Registration data from the Royal College of Veterinary Surgeons (RCVS) shows that there were 1,132 European Union (EU) vets working in the UK in 2019, by 2020 that had fallen to 740. Similarly, new registrations from the EU fell from 69 in May 2019 to just 15 this May. The travel and quarantine difficulties associated with COVID-19 are an unavoidable factor, but the UK’s withdrawal from the EU also makes the process more difficult and the UK seem a less ‘welcoming’ work prospect for Europeans. COVID is also responsible for an increase in pet ownership as families stuck at home for months on end saw a pet as an excellent diversion. COVID has also taken clinical staff away from the workplace either through illness, furlough, or a requirement to isolate at home for 10 days after coming into contact with infected persons. Consequent on staffing shortages and struggling to provide a service under difficult circumstances has been a rise in client complaints and threatening behaviour. The British Veterinary Association says that vets in clinical practice have reported a 10 per cent increase in intimidating language or behaviours since 2019, while the number of referrals to the RCVS funded Veterinary Client Mediation Service rose by 30 per cent between 2019 and 2020. This is likely to be due to the reduced availability of veterinary services, clients’ financial difficulties, the implementation of COVID protocols in clinics and a consequent reduction in face-to-face communications.

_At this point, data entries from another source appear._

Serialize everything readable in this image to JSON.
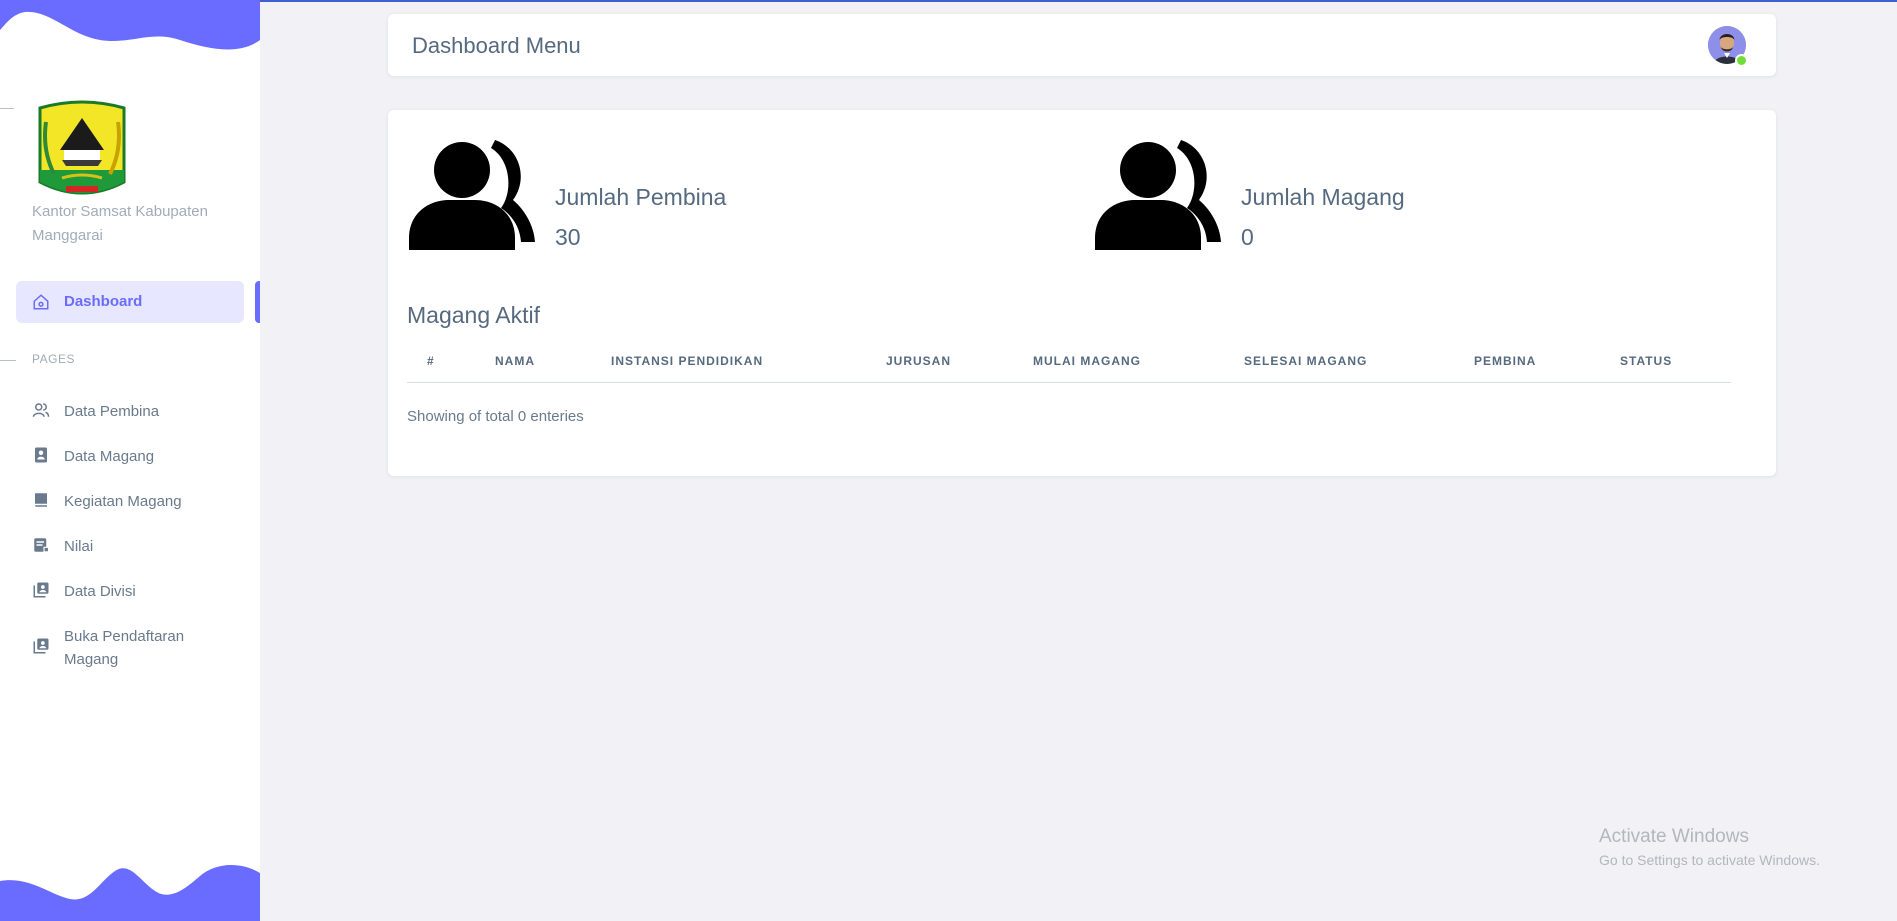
{
  "app": {
    "org_name": "Kantor Samsat Kabupaten Manggarai",
    "accent_color": "#696cff"
  },
  "sidebar": {
    "active_item": {
      "label": "Dashboard",
      "icon": "home-icon"
    },
    "section_header": "PAGES",
    "items": [
      {
        "label": "Data Pembina",
        "icon": "users-icon"
      },
      {
        "label": "Data Magang",
        "icon": "id-card-icon"
      },
      {
        "label": "Kegiatan Magang",
        "icon": "book-icon"
      },
      {
        "label": "Nilai",
        "icon": "grade-icon"
      },
      {
        "label": "Data Divisi",
        "icon": "contacts-icon"
      },
      {
        "label": "Buka Pendaftaran Magang",
        "icon": "contacts-icon"
      }
    ]
  },
  "navbar": {
    "title": "Dashboard Menu",
    "avatar_icon": "user-avatar-icon",
    "status": "online"
  },
  "stats": [
    {
      "label": "Jumlah Pembina",
      "value": "30",
      "icon": "user-group-icon"
    },
    {
      "label": "Jumlah Magang",
      "value": "0",
      "icon": "user-group-icon"
    }
  ],
  "table": {
    "title": "Magang Aktif",
    "columns": [
      "#",
      "NAMA",
      "INSTANSI PENDIDIKAN",
      "JURUSAN",
      "MULAI MAGANG",
      "SELESAI MAGANG",
      "PEMBINA",
      "STATUS"
    ],
    "rows": [],
    "footer": "Showing of total 0 enteries"
  },
  "watermark": {
    "title": "Activate Windows",
    "subtitle": "Go to Settings to activate Windows."
  }
}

This was also a very taxing for environment for new graduates to try and find their feet in, so it’s unsurprising that some found the challenge too great. Meantime, the staff who have worked through the last year and a half are now exhausted and demoralised. Staff shortage has reignited calls for better renumeration in the profession as both employed vets and nurses feel that their contribution in sustaining care is not being reflected in fair pay for what has always been the worst paid profession. One RVN started an online petition in early August demanding better pay for Registered Veterinary Nurses, which has so far received over 10,500 signatories. The pressures of the pandemic on top of a shortage of veterinary skills seems to have highlighted a dissatisfaction that has been grumbling on for years around working conditions which is unlikely to be resolved as long as the profession’s hierarchy appears disconnected from the frontline realities of veterinary care provision.

Clearly many have suffered on various levels since COVID put an extra squeeze on the profession, but the recent case of an eminent RCVS fellow being struck off the veterinary register was a startling example of the pressures that can build, even for those with experience and a distinguished international reputation. Dr Sue Dyson MA VetMB, PhD, FRCVS and a recognised European specialist in Veterinary Sports Medicine and Rehabilitation was head of clinical orthopaedics at the Centre for Equine Studies at the Animal Health Trust in Newmarket, Suffolk for 37 years. She was found guilty of forging a letter from a fictitious Home Office inspector in December 2018 stating that her research project (‘Influence of rider: horse body weight ratios on equine welfare and performance – pilot study’) did not require a Home Office licence. In mitigation Dyson said that she regretted her action which was a ‘moment of madness’ and was under a huge amount of pressure at the time, both professionally and personally. However the RCVS Disciplinary Committee determined that her deceit’ and subsequent dishonest actions discredited the profession, and she was removed from the register for dishonesty on 9th July. Dyson had been a veterinary surgeon for 41 years.